On pourrait donc définir la sous-optimalité comme la faculté d’évoluer sur le temps long en utilisant les faiblesses internes, non pas comme des problèmes à contourner, mais comme des ressorts permettant l’adaptabilité. Réciproquement, et étant donné la présence de ces faiblesses internes, la sous-optimalité implique que le système ne fonctionne pas au maximum de ses capacités. Il s’agit donc bien d’une inversion de paradigme : alors que l’optimisation fragilise, la sous-optimalité utilise les fragilités pour construire de la robustesse. […]
L’art japonais du kintsugi (lié au wabi-sabi, la philosophie de l’imperfection) pourrait illustrer ce point paradoxal : en soulignant les brisures de la céramique par des joints dorés, l’objet devient plus beau encore, par ses fêlures locales et son histoire magnifiée. Dit autrement, la sous-optimalité acte que la vie est en fait une survie : les organismes vivants sont constamment soumis à des contraintes, et plutôt que de vivre au maximum des capacités théoriquement possibles, le vivant vie en dessous de ses capacités, pour rester adaptable. Il est sous-optimal. Comme le dit Michel Serres, les faiblesses apparentes deviennent des forces : « Pour qu’[un système] s’adapte aux changements, il faut le concevoir et le construire […] muni de jeux, comme on dit de rouages qu’ils ont du jeu, c’est-à-dire des faiblesses. Toute évolution ne naît que des fragilités*. » (pp.111-112).
(* Serres, M. Le Contrat naturel, Paris, Éditions F. Bourin, 1990).

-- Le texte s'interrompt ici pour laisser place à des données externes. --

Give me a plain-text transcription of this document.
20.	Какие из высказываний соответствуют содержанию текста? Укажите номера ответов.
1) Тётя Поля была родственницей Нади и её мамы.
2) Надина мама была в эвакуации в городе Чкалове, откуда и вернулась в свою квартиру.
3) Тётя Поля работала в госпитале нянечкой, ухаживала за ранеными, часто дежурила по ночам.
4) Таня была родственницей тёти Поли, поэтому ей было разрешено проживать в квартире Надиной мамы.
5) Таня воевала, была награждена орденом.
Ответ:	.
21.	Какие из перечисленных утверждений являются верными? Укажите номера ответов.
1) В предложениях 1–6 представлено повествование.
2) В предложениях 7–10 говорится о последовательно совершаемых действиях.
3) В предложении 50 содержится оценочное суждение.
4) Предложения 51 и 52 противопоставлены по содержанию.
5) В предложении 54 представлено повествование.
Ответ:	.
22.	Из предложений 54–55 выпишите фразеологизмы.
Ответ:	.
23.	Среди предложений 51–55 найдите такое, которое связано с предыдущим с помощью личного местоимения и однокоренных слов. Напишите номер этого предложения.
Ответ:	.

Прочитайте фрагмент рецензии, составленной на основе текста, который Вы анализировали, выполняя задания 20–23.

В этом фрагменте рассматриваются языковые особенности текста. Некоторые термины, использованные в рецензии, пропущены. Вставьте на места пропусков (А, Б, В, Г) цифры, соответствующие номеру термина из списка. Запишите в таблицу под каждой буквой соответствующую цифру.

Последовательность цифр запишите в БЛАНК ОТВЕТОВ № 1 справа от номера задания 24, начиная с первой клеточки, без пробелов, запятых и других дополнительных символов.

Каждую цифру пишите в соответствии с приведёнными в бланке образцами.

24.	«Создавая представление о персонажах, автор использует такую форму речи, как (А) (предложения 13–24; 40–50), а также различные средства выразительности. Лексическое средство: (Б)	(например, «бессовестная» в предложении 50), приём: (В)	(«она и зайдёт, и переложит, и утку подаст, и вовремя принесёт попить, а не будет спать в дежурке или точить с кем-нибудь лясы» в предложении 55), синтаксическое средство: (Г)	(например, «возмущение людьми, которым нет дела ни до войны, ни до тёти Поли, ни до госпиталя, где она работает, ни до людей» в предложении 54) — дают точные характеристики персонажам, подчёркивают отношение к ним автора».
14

« Nous avons constaté que les organismes vivants sont construits sur l’aléatoire – une faiblesse pour l’humain du XXIe siècle obsédé par le contrôle – et que cette faiblesse est contrecarrée par la redondance, un autre défaut dans une société de l’hyper-performance. De même, la forme des organes émerge d’un conflit entre variabilité spatiale et variabilité temporelle de la croissance cellulaire. Dès lors il semble que l’incohérence soit une valeur transversale dans la sous-optimalité : non seulement les organismes vivants se construisent sur des « contre-performances », mais en plus, ils développent de nouvelles propriétés en les opposant. Finalement, les organismes vivants utilisent les conflits pour créer un équilibre, et donc une forme d’autonomie, au cours de leur développement. Dit autrement, l’autonomie émerge des incohérences et des contradictions, et la résilience émerge de l’autonomie. » (p.155).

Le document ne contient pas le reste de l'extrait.